Film ohne Hauptfigur
Bezüglich „Dunkirk“ scheiden sich – trotz der fast ausschließlich guten Kritiken – beim gewöhnlichen Publikum nämlich die Geister. Das liegt daran, dass die mangelnde Hauptfigur zugleich auch zur Folge hat, dass es nur überaus schwer ist, sich emotional in den Film hineinzuversetzen. Dadurch, dass uns der Film nicht einmal ansatzweise die Möglichkeit gibt, uns mit einer der Figuren zu identifizieren, erscheint es langfristig belanglos, welches Leid die Protagonisten erfahren. Selten hat es den Zuschauer bei einem Film so wenig interessiert, ob die Charaktere gestorben sind. Der emotionale Funke kann damit einfach nicht überspringen und selbst die am häufigsten gezeigten Charaktere wirken häufig wie Statisten.
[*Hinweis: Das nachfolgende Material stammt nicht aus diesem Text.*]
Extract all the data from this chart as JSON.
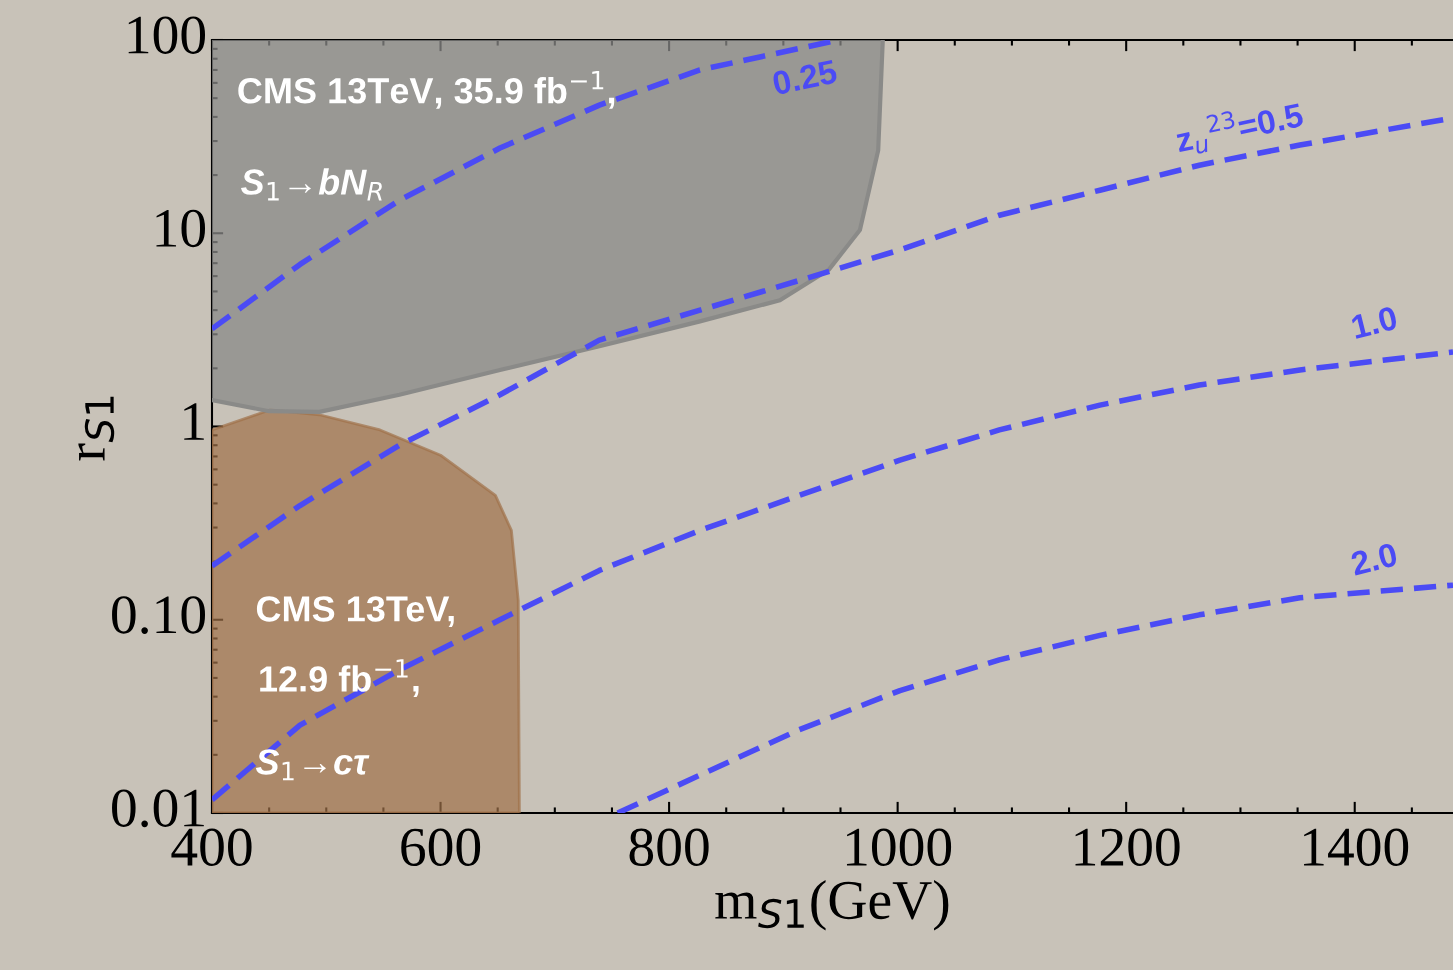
{
  "chart_data": {
    "type": "line",
    "xlabel": "m$_{S1}$(GeV)",
    "ylabel": "r$_{S1}$",
    "log": "y",
    "grid": false,
    "line_style": "dashed",
    "marker": "none",
    "xlim": [
      400,
      1486
    ],
    "xticks": [
      400,
      600,
      800,
      1000,
      1200,
      1400
    ],
    "ylim": [
      0.01,
      100
    ],
    "yticks": [
      {
        "value": 0.01,
        "label": "0.01"
      },
      {
        "value": 0.1,
        "label": "0.10"
      },
      1,
      10,
      100
    ],
    "series": [
      {
        "type": "area",
        "color": "#a07048",
        "x": [
          400,
          451,
          494,
          547,
          600,
          648,
          662,
          668,
          669
        ],
        "values": [
          0.96,
          1.22,
          1.15,
          0.96,
          0.71,
          0.44,
          0.29,
          0.126,
          0.01
        ]
      },
      {
        "color": "#4b4bf5",
        "x": [
          400,
          477,
          564,
          652,
          739,
          827,
          948
        ],
        "values": [
          3.2,
          6.9,
          14.8,
          27.6,
          46,
          70,
          100
        ]
      },
      {
        "color": "#4b4bf5",
        "x": [
          400,
          477,
          564,
          652,
          739,
          827,
          914,
          1002,
          1089,
          1177,
          1264,
          1352,
          1486
        ],
        "values": [
          0.19,
          0.39,
          0.8,
          1.46,
          2.8,
          4.0,
          5.7,
          8.2,
          12.4,
          16.7,
          22.5,
          28.6,
          39.5
        ]
      },
      {
        "color": "#4b4bf5",
        "x": [
          400,
          477,
          564,
          652,
          739,
          827,
          914,
          1002,
          1089,
          1177,
          1264,
          1352,
          1486
        ],
        "values": [
          0.0117,
          0.0285,
          0.055,
          0.1,
          0.18,
          0.29,
          0.44,
          0.67,
          0.96,
          1.29,
          1.64,
          1.96,
          2.43
        ]
      },
      {
        "color": "#4b4bf5",
        "x": [
          755,
          827,
          914,
          1002,
          1089,
          1177,
          1264,
          1352,
          1486
        ],
        "values": [
          0.01,
          0.0157,
          0.027,
          0.043,
          0.062,
          0.083,
          0.106,
          0.13,
          0.151
        ]
      },
      {
        "type": "line",
        "line_style": "solid",
        "color": "#8a8a88",
        "x": [
          400,
          450,
          494,
          564,
          652,
          739,
          827,
          897,
          940,
          967,
          983,
          987
        ],
        "values": [
          1.37,
          1.2,
          1.19,
          1.46,
          1.96,
          2.6,
          3.5,
          4.5,
          6.5,
          10.4,
          26.9,
          100
        ],
        "lower": [
          1.37,
          1.2,
          1.19,
          1.46,
          1.96,
          2.6,
          3.5,
          4.5,
          6.5,
          10.4,
          26.9,
          100
        ],
        "upper": [
          100,
          100,
          100,
          100,
          100,
          100,
          100,
          100,
          100,
          100,
          100,
          100
        ]
      }
    ],
    "annotations": [
      "CMS 13TeV, 35.9 fb$^{−1}$,",
      "S$_{1}$→bN$_{R}$",
      "CMS 13TeV,",
      "12.9 fb$^{−1}$,",
      "S$_{1}$→cτ",
      "0.25",
      "z$_{u}$$^{23}$=0.5",
      "1.0",
      "2.0"
    ]
  }
}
Dabei hätte „Dunkirk“ durchaus die Möglichkeit gehabt, eine Hauptfigur zur emotionalen Bindung einzubauen, denn während der Zivilist immerhin einen ganzen Tag auf See ist, wird er zugleich auch sehr häufig gezeigt und weckt einigermaßen das Interesse des Publikums. Da hätte man also reichlich Potential gehabt, aber Nolan beharrt darauf, auf Biegen und Brechen anders sein zu wollen. Damit ist „Dunkirk“ zwar nicht zwangsläufig der schlechteste, aber zumindest der am schlechtesten zugängliche Film des Regisseurs – und womöglich in den Augen mancher Zuschauer überbewertet.
Fazit:
Mit seiner außergewöhnlichen Inszenierung, die komplett auf eine Hauptfigur verzichtet und beim zeitlichen Ablauf gegen jegliche Konventionen verstößt, weckt „Dunkirk“ schnell die Faszination seiner Zuschauer. Leider springt der Funke emotional nicht bei jedem Zuschauer über, was zu einer schweren Zugänglichkeit des Films führt.